Affected communities are encouraged to harvest live locusts and receive immediate payment through a mobile platform.
“We are empowering the individual to contribute to a solution which we think is very powerful,” founder Laura Stanford tells Euronews Living.
“We see this as a complementary approach to fill the gaps where FAO [the UN’s Food and Agriculture Organization] is unable to spray due to small swarm size, settlement areas and areas of intensive crop farming.”
Financed by the Danida Emergency Fund, the company hopes that this alternative response will prevent future plagues from ravaging Kenya.
How are locusts and climate change related?
Locusts are invertebrate insects around the size of a paperclip.

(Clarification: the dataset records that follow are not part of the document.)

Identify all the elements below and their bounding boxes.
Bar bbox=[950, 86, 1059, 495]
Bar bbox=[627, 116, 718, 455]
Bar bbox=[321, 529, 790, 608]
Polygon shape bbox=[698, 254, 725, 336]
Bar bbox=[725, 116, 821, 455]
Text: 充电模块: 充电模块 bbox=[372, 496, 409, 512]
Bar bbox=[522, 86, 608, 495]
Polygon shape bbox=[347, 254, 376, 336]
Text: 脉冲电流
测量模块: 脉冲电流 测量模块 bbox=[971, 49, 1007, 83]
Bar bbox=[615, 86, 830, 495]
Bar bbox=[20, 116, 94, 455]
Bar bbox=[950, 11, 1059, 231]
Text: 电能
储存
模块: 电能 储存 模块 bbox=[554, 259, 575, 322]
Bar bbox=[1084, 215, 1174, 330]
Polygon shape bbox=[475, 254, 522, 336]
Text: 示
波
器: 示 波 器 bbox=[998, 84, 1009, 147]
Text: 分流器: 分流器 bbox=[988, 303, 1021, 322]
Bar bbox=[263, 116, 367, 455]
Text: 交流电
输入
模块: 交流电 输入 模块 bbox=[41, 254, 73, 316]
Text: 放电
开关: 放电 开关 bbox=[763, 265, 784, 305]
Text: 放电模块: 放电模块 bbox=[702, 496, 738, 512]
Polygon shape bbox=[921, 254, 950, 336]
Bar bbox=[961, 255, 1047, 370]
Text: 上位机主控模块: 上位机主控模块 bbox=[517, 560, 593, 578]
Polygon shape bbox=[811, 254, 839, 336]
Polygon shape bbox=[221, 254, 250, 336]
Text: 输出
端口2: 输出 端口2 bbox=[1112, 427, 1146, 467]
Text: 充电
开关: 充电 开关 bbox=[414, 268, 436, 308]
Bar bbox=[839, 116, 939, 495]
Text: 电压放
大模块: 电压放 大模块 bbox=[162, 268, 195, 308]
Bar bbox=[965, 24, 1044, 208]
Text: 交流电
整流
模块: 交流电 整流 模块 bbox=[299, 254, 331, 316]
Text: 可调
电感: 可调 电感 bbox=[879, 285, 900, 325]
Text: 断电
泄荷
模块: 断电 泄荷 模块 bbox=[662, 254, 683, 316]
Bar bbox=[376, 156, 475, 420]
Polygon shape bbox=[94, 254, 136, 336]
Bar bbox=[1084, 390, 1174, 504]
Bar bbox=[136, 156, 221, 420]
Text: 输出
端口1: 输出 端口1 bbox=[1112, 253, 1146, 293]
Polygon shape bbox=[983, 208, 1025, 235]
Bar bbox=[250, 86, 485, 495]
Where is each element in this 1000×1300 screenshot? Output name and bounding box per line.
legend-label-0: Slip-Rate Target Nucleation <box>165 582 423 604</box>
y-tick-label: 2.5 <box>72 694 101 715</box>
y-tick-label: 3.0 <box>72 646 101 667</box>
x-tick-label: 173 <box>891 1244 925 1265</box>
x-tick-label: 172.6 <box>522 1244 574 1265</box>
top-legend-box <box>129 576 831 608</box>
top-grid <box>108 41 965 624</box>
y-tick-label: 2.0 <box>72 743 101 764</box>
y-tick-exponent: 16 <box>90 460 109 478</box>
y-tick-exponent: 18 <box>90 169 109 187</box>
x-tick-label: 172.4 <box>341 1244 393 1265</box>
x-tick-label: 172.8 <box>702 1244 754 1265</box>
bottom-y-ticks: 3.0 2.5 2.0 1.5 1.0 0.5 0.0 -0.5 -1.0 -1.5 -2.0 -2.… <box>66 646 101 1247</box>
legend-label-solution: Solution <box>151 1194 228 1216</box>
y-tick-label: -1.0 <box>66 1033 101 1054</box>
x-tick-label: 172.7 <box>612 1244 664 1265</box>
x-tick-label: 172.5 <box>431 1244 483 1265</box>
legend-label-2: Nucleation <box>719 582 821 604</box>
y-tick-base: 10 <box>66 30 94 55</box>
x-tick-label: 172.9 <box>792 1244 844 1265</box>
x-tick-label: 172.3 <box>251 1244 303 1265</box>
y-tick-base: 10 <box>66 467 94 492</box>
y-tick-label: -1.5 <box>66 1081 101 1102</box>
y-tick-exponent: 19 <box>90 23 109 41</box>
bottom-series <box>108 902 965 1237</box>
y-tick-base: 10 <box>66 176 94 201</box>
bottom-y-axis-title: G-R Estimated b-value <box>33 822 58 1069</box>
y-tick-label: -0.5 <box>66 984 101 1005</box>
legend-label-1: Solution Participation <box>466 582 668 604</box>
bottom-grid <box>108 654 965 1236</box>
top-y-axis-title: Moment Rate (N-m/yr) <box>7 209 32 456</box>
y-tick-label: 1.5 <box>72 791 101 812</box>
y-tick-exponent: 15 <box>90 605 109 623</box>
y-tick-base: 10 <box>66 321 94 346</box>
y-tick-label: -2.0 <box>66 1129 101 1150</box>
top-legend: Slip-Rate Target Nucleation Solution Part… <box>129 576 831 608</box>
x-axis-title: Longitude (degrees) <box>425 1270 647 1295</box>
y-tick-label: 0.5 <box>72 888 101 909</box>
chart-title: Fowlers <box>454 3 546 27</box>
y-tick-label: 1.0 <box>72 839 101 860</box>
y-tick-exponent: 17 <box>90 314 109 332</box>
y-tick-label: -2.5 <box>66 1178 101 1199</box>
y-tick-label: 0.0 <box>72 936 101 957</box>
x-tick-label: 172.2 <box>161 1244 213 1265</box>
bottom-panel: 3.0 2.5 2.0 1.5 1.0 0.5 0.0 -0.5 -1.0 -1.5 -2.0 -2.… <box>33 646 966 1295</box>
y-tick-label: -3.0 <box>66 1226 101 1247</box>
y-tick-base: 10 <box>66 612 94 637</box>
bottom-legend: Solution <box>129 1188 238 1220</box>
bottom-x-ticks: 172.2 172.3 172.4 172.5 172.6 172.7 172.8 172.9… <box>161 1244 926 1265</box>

Plagues of the invertebrates have devastated societies since the Pharaohs led ancient Egypt, and they still wreak havoc today. But desert locusts are particularly threatening and affect the economic livelihood of a tenth of the planet’s population.
They are described as gregarious and are known to rapidly reproduce. What’s more, they can cover vast distances - some species may travel 130 kilometres or more a day, according to National Geographic.
A swarm the size of Paris can eat the same amount of food in one day as half the population of France.
Locust plagues and climate change are intrinsically linked because of the conditions they thrive in.
During dry spells, the animals are forced together in patchy areas of land where the remaining vegetation lies. This means they become more sociable and reproduce quicker.
Some experts worry that these plagues will worsen still in a warming world. It is estimated that the onset of locusts has been caused by rising sea temperatures and recent heavy rains and unusual storm activity in the East African region.
These impacts are linked to the ‘Indian Ocean Dipole’, a climate system in the Indian Ocean that affects weather from East Africa to Western Australia.
Preventing plagues in African countries particularly is difficult, due to the remoteness of the landscape. But scientists are looking at past weather patterns and historical records to identify areas where swarms might occur, and then spraying those areas with chemicals.